The study carried out by Endesa—the first of its kind to be carried out in Spain—is significant both for the knowledge it provides and for its uniqueness, since attention to fauna in wind farm environments usually focuses only on birds and bats. During the first four months, the biologists surveyed all of the eighteen wind farms that Endesa manages in Galicia through its renewable energy subsidiary, Enel Green Power Spain. In Ávila, data was collected at six wind farms over a period of twelve months.
Using the information collected in Galicia, the specialists selected the six wind farms that were most representative of the different habitats in the community: Barbanza (Pobra do Caramiñal and Porto do Son), Capelada (Cedeira, Cariño and Ortigueira), Coto Teixido (As Pontes), Faladoira (As Pontes and Mañón), Leboreiro (Muras) and Touriñán (Aranga and Monfero). At these facilities, they continued collecting information during the twelve months of the campaign, which ran between February 2019 and January 2020.

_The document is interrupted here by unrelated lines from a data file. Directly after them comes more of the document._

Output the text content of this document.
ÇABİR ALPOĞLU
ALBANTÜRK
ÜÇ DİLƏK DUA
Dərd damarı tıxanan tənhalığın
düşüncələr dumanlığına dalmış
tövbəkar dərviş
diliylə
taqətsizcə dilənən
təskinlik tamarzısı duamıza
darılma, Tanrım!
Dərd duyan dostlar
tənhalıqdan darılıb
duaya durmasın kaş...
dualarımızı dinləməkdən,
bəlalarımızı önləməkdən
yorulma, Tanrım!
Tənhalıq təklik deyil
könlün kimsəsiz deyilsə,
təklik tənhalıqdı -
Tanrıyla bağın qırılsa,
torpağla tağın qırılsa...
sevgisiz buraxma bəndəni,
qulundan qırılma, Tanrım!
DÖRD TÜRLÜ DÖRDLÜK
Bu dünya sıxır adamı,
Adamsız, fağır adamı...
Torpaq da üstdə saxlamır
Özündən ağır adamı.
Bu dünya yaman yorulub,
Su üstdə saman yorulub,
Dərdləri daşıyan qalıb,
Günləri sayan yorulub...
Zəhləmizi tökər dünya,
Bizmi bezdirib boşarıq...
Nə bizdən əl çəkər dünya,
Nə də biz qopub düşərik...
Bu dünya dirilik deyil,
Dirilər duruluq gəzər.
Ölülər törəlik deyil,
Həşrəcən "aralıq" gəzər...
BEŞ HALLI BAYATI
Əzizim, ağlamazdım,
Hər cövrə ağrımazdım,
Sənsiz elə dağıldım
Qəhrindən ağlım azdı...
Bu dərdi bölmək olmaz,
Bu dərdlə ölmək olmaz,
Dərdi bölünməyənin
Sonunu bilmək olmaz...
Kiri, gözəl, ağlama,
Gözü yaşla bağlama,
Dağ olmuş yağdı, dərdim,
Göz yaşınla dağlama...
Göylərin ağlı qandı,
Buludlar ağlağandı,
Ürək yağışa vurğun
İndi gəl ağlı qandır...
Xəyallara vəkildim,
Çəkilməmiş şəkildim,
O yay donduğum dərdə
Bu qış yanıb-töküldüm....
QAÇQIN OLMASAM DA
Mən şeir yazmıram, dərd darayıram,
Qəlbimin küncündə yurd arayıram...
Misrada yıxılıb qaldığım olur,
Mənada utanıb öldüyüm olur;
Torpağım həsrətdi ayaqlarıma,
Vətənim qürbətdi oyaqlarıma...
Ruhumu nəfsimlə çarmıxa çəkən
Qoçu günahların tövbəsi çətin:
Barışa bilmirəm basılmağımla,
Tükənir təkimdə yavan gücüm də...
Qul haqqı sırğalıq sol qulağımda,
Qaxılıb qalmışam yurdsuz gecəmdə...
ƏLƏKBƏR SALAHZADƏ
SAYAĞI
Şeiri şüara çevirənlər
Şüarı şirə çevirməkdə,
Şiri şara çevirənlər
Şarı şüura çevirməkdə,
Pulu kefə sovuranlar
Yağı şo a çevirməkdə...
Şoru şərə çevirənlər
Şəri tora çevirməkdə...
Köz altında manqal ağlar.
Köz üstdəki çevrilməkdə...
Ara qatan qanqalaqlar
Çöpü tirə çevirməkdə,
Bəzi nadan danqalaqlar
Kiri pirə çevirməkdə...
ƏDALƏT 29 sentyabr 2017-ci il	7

In Ávila, the monitoring was carried out over twelve months, between August 2019 and August 2020, at six wind farms: Aldeavieja (Santa María del Cubillo), Altos de Cartagena (Las Navas del Marqués), Navazuelo (Las Navas del Marqués), Valdihuelo (Urraca Miguel), Lanchal (San Juan de la Nava) and Pucheruelo (San Juan de la Nava).
The field work consisted of obtaining photographic evidence of the presence of mammals in different parts of the wind farms that the biologists had identified as suitable areas for feeding, reproduction or shelter for fauna. For this purpose, they placed 46 cameras, of three different models, that were triggered by means of motion sensors. The devices were checked and the data downloaded every month.
The wind farm in Galicia where the most numerous and diverse fauna was recorded was Touriñán, in Aranga and Monfero, where 129 photographs were taken, of which 9 were of wolves, 34 of foxes, 3 of stone martens, 2 of badgers, 42 of roe deer, 19 of deer, 15 of wild boar, 1 of a weasel, 3 of hares and 1 of a field mouse.
In Ávila, the Navazuelo wind farm is the one with the greatest presence and variety of fauna, because it has the most rugged habitat. The following animals were photographed: foxes (82), wild boar (25), roe deer (12), wildcats (10), stone martens (7), dormice (7), wild boar (5), badgers (4), genets (1) and deer (1).
These images, together with other information obtained in the field work, led the team of environmentalists mobilised by Enel Green Power Spain to conclude that “the community of mammals present in the wind farms studied does not differ from that existing in the surrounding environment”. They also pointed out that “the diversity of the fauna in the wind farms depends in the first place on the diversity and degree of conservation of the habitats” at each wind farm.
The researchers emphasise that mammals do not feel conditioned by their proximity to wind infrastructure or by their operation. So much so that “specimens of wolf, fox, roe deer or hare have been detected in the closest proximity (from 0 to 50 metres) to the wind turbines when at maximum performance”.
Through Enel Green Power Spain, Endesa currently manages more than 7,477.5 MW of renewable capacity in Spain. Of this figure, 4,669 MW comes from conventional hydraulic generation. The rest, 2,808.5 MW, comes from wind (2,377 MW), solar (352 MW), mini-hydro (79 MW) and other renewable sources (0.5 MW).
Within the Enel Group, Enel Green Power is dedicated to renewable energy development and operation worldwide, with a presence in Europe, the Americas, Asia, Africa and Oceania. Enel Green Power is a global leader in the green energy sector with an installed capacity of over 46.4 GW in a generation mix that includes wind, solar, geothermal and hydropower, and it is at the forefront of integrating innovative technologies into renewable energy plants.